At any rate, the argument for torture has been massively oversold, in the same way as the threat from terrorism.
Most of our anti-terrorism policies are all about protecting politicians from consequences of terrorist attacks. That's why we see security theater at airports, but don't get control of our borders. Security theater at airports creates patronage and looks secure. Controlling our borders would cost some important, connected companies and industries a lot of money.
It's good politics to be in favor of torture, massive surveillance, no-trial detention of citizens and non-citizens alike. Those things make it easier for politicians to say "it wasn't our fault, we did all we could" when the next attack happens.
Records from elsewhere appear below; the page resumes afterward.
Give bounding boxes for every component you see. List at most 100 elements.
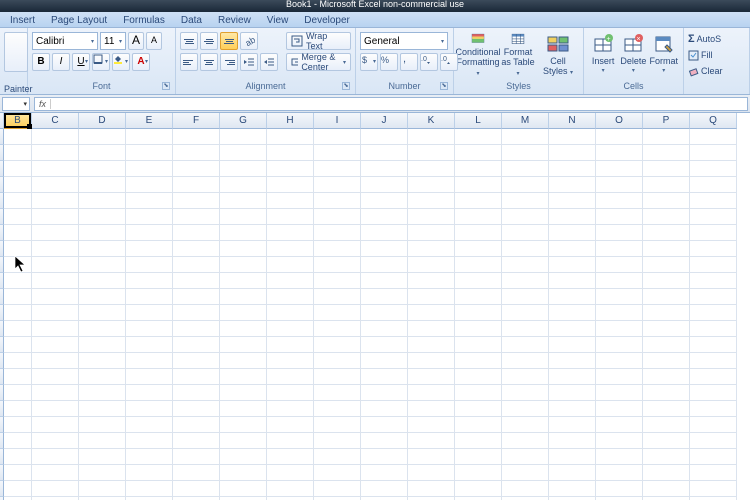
cell[interactable] bbox=[455, 241, 502, 257]
cell[interactable] bbox=[126, 225, 173, 241]
cell[interactable] bbox=[455, 145, 502, 161]
cell[interactable] bbox=[173, 161, 220, 177]
conditional-formatting-button[interactable]: Conditional Formatting ▾ bbox=[458, 30, 498, 80]
cell[interactable] bbox=[361, 193, 408, 209]
cell[interactable] bbox=[455, 369, 502, 385]
cell[interactable] bbox=[361, 369, 408, 385]
cell[interactable] bbox=[314, 401, 361, 417]
cell[interactable] bbox=[455, 193, 502, 209]
tab-insert[interactable]: Insert bbox=[2, 14, 43, 27]
tab-developer[interactable]: Developer bbox=[296, 14, 358, 27]
cell[interactable] bbox=[220, 481, 267, 497]
cell[interactable] bbox=[361, 145, 408, 161]
cell[interactable] bbox=[79, 481, 126, 497]
cell[interactable] bbox=[267, 273, 314, 289]
cell[interactable] bbox=[32, 161, 79, 177]
cell[interactable] bbox=[4, 321, 32, 337]
cell[interactable] bbox=[267, 289, 314, 305]
cell[interactable] bbox=[126, 241, 173, 257]
cell[interactable] bbox=[596, 241, 643, 257]
cell[interactable] bbox=[32, 481, 79, 497]
cell[interactable] bbox=[690, 321, 737, 337]
cell[interactable] bbox=[361, 161, 408, 177]
cell[interactable] bbox=[408, 465, 455, 481]
cell[interactable] bbox=[502, 289, 549, 305]
cell[interactable] bbox=[361, 481, 408, 497]
cell[interactable] bbox=[690, 145, 737, 161]
cell[interactable] bbox=[314, 433, 361, 449]
cell[interactable] bbox=[549, 257, 596, 273]
cell[interactable] bbox=[220, 177, 267, 193]
cell[interactable] bbox=[643, 289, 690, 305]
cell[interactable] bbox=[4, 449, 32, 465]
cell[interactable] bbox=[455, 177, 502, 193]
cell[interactable] bbox=[455, 481, 502, 497]
cell[interactable] bbox=[643, 449, 690, 465]
cell[interactable] bbox=[643, 433, 690, 449]
cell[interactable] bbox=[173, 273, 220, 289]
cell[interactable] bbox=[690, 193, 737, 209]
cell[interactable] bbox=[596, 225, 643, 241]
cell[interactable] bbox=[32, 145, 79, 161]
cell[interactable] bbox=[32, 353, 79, 369]
cell[interactable] bbox=[126, 273, 173, 289]
cell[interactable] bbox=[690, 289, 737, 305]
cell[interactable] bbox=[126, 129, 173, 145]
cell[interactable] bbox=[549, 481, 596, 497]
insert-cells-button[interactable]: + Insert ▾ bbox=[588, 30, 618, 80]
cell[interactable] bbox=[4, 353, 32, 369]
cell[interactable] bbox=[596, 385, 643, 401]
cell[interactable] bbox=[455, 273, 502, 289]
cell[interactable] bbox=[267, 129, 314, 145]
cell[interactable] bbox=[690, 209, 737, 225]
cell[interactable] bbox=[126, 353, 173, 369]
font-name-select[interactable]: Calibri ▾ bbox=[32, 32, 98, 50]
cell[interactable] bbox=[314, 241, 361, 257]
cell[interactable] bbox=[690, 225, 737, 241]
column-header-F[interactable]: F bbox=[173, 113, 220, 129]
cell[interactable] bbox=[32, 385, 79, 401]
column-header-H[interactable]: H bbox=[267, 113, 314, 129]
cell[interactable] bbox=[79, 193, 126, 209]
cell[interactable] bbox=[408, 289, 455, 305]
cell[interactable] bbox=[502, 161, 549, 177]
cell[interactable] bbox=[220, 289, 267, 305]
cell[interactable] bbox=[690, 273, 737, 289]
cell[interactable] bbox=[4, 465, 32, 481]
cell[interactable] bbox=[408, 177, 455, 193]
cell[interactable] bbox=[361, 241, 408, 257]
cell[interactable] bbox=[267, 209, 314, 225]
cell[interactable] bbox=[79, 241, 126, 257]
cell[interactable] bbox=[502, 449, 549, 465]
cell[interactable] bbox=[502, 481, 549, 497]
cell[interactable] bbox=[220, 305, 267, 321]
cell[interactable] bbox=[408, 257, 455, 273]
cell[interactable] bbox=[314, 465, 361, 481]
cell[interactable] bbox=[361, 449, 408, 465]
cell[interactable] bbox=[4, 209, 32, 225]
cell[interactable] bbox=[32, 193, 79, 209]
cell[interactable] bbox=[643, 209, 690, 225]
cell[interactable] bbox=[549, 417, 596, 433]
cell[interactable] bbox=[173, 401, 220, 417]
cell[interactable] bbox=[173, 289, 220, 305]
tab-review[interactable]: Review bbox=[210, 14, 259, 27]
cell[interactable] bbox=[361, 401, 408, 417]
spreadsheet-grid[interactable]: BCDEFGHIJKLMNOPQ bbox=[0, 113, 750, 500]
cell[interactable] bbox=[455, 305, 502, 321]
cell[interactable] bbox=[220, 257, 267, 273]
cell[interactable] bbox=[314, 385, 361, 401]
align-middle-button[interactable] bbox=[200, 32, 218, 50]
cell[interactable] bbox=[267, 193, 314, 209]
cell[interactable] bbox=[502, 193, 549, 209]
cell[interactable] bbox=[549, 433, 596, 449]
cell[interactable] bbox=[643, 465, 690, 481]
cell[interactable] bbox=[32, 449, 79, 465]
cell[interactable] bbox=[126, 385, 173, 401]
format-cells-button[interactable]: Format ▾ bbox=[648, 30, 679, 80]
cell[interactable] bbox=[549, 177, 596, 193]
cell[interactable] bbox=[502, 145, 549, 161]
cell[interactable] bbox=[4, 289, 32, 305]
cell[interactable] bbox=[32, 209, 79, 225]
align-center-button[interactable] bbox=[200, 53, 218, 71]
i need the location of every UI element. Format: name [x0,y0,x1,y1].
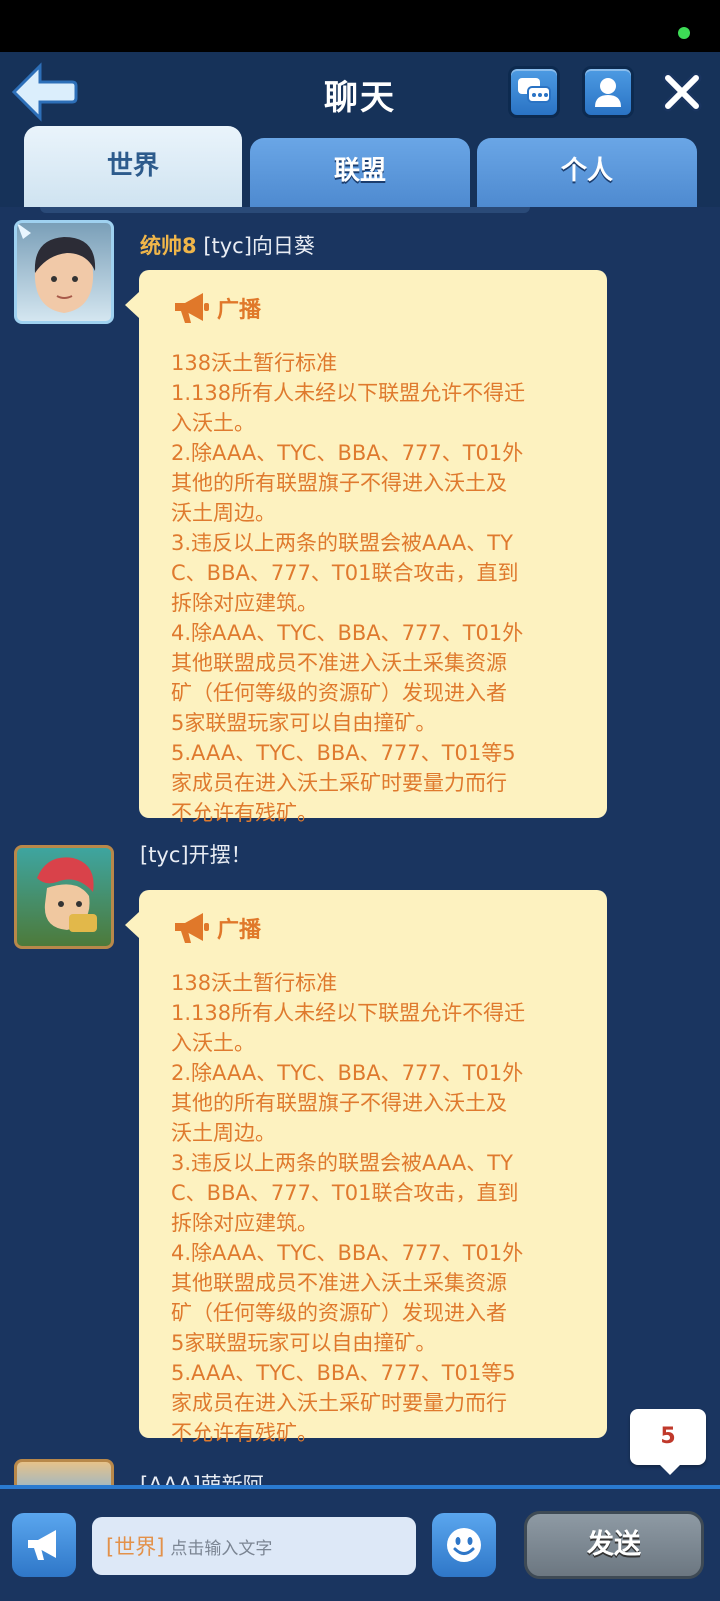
chat-header: 聊天 世界 联盟 个人 [0,52,720,207]
smiley-face-icon [447,1528,481,1562]
status-indicator-dot [678,27,690,39]
message-line: 矿（任何等级的资源矿）发现进入者 [171,1301,507,1325]
sender-name: [tyc]开摆！ [140,843,252,867]
avatar[interactable] [14,1459,114,1485]
message-sender[interactable]: 统帅8 [tyc]向日葵 [140,230,315,260]
message-line: 家成员在进入沃土采矿时要量力而行 [171,1391,507,1415]
emoji-button[interactable] [432,1513,496,1577]
status-bar [0,0,720,52]
message-line: 其他联盟成员不准进入沃土采集资源 [171,1271,507,1295]
avatar[interactable] [14,845,114,949]
message-line: 5家联盟玩家可以自由撞矿。 [171,711,437,735]
message-line: 其他联盟成员不准进入沃土采集资源 [171,651,507,675]
message-line: 沃土周边。 [171,1121,276,1145]
message-line: 4.除AAA、TYC、BBA、777、T01外 [171,621,524,645]
message-line: 不允许有残矿。 [171,801,318,825]
close-button[interactable] [656,66,708,118]
channel-tabs: 世界 联盟 个人 [0,126,720,207]
message-line: C、BBA、777、T01联合攻击，直到 [171,561,519,585]
megaphone-icon [175,293,209,323]
message-line: 138沃土暂行标准 [171,971,338,995]
broadcast-label: 广播 [217,298,262,323]
message-line: 1.138所有人未经以下联盟允许不得迁 [171,381,526,405]
chat-message-list[interactable]: 统帅8 [tyc]向日葵 广播 138沃土暂行标准 1.138所有人未经以下联盟… [0,207,720,1485]
input-placeholder: 点击输入文字 [170,1538,273,1559]
chat-bubbles-icon [518,78,551,103]
message-line: 2.除AAA、TYC、BBA、777、T01外 [171,1061,524,1085]
previous-message-edge [40,207,530,213]
broadcast-button[interactable] [12,1513,76,1577]
broadcast-header: 广播 [171,906,589,950]
message-line: 入沃土。 [171,411,255,435]
message-line: 2.除AAA、TYC、BBA、777、T01外 [171,441,524,465]
player-portrait-icon [37,857,97,932]
message-line: 3.违反以上两条的联盟会被AAA、TY [171,531,513,555]
sender-rank: 统帅8 [140,234,197,258]
person-icon [595,78,621,107]
message-line: 入沃土。 [171,1031,255,1055]
message-line: 1.138所有人未经以下联盟允许不得迁 [171,1001,526,1025]
message-line: 4.除AAA、TYC、BBA、777、T01外 [171,1241,524,1265]
tab-alliance[interactable]: 联盟 [250,138,470,207]
message-sender[interactable]: [AAA]萌新阿 [140,1469,264,1485]
message-line: 拆除对应建筑。 [171,591,318,615]
player-portrait-icon [17,223,96,313]
message-line: 不允许有残矿。 [171,1421,318,1445]
message-line: 5.AAA、TYC、BBA、777、T01等5 [171,1361,516,1385]
broadcast-label: 广播 [217,918,262,943]
message-line: 拆除对应建筑。 [171,1211,318,1235]
avatar[interactable] [14,220,114,324]
message-line: 5家联盟玩家可以自由撞矿。 [171,1331,437,1355]
send-button[interactable]: 发送 [524,1511,704,1579]
message-sender[interactable]: [tyc]开摆！ [140,839,252,869]
message-line: 其他的所有联盟旗子不得进入沃土及 [171,1091,507,1115]
unread-count-badge[interactable]: 5 [630,1409,706,1475]
tab-world[interactable]: 世界 [24,126,242,207]
message-input[interactable]: [世界] 点击输入文字 [92,1517,416,1575]
message-line: 家成员在进入沃土采矿时要量力而行 [171,771,507,795]
broadcast-message-bubble[interactable]: 广播 138沃土暂行标准 1.138所有人未经以下联盟允许不得迁 入沃土。 2.… [125,270,607,825]
tab-personal[interactable]: 个人 [477,138,697,207]
channel-prefix: [世界] [106,1535,165,1559]
profile-button[interactable] [582,66,634,118]
message-line: 5.AAA、TYC、BBA、777、T01等5 [171,741,516,765]
message-line: 3.违反以上两条的联盟会被AAA、TY [171,1151,513,1175]
broadcast-header: 广播 [171,286,589,330]
message-line: 138沃土暂行标准 [171,351,338,375]
chat-list-button[interactable] [508,66,560,118]
sender-name: [AAA]萌新阿 [140,1473,264,1485]
message-line: C、BBA、777、T01联合攻击，直到 [171,1181,519,1205]
broadcast-message-bubble[interactable]: 广播 138沃土暂行标准 1.138所有人未经以下联盟允许不得迁 入沃土。 2.… [125,890,607,1445]
message-line: 沃土周边。 [171,501,276,525]
chat-input-bar: [世界] 点击输入文字 发送 [0,1485,720,1601]
message-line: 其他的所有联盟旗子不得进入沃土及 [171,471,507,495]
message-line: 矿（任何等级的资源矿）发现进入者 [171,681,507,705]
megaphone-icon [28,1530,56,1560]
sender-name: [tyc]向日葵 [203,234,315,258]
close-x-icon [662,72,702,112]
megaphone-icon [175,913,209,943]
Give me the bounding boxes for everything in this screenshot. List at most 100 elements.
The costs of these actions (innocent people detained or tortured or spied on) don't land on the politicians, but the benefits do. If these policies help prevent even a small number of terrorist attacks (the eavesdropping and detention surely do; I'm not sure about the torture), even at horrible human costs, it's a win for the politicians involved. *They* aren't being tortured to death to extract information they don't have, after all.
If you don't believe me, look at what the decisionmakers actually *do*, instead of what they say. Do we have control of our borders? Do illegal immigrants and drugs have a hard time getting through? Is FEMA or someone ready to sweep in and rescue a city hit by some devastating terrorist attack? Are we even bothering to refuse entry to obvious security risks? Was the aftermath of the failure of CIA and FBI on 9/11 even to fire anyone or cut anyone's funding?
Dealing with those things would have few political benefits, and many political costs. So they don't get done.
Start with "whom should NOT be profiled" than with "whom should be profiled".
ReplyDeleteI'm glad to see a Sailer on Schneier post. Bruce Schneier really is a major figure in the computer security field. Since computer security snafus interest me, I used to read his blog on a regular basis. But I gave up after one post too many on profiling. I figured that if he could be so illogical on that topic then I couldn't sensibly trust his judgment on less ideologically charged topics.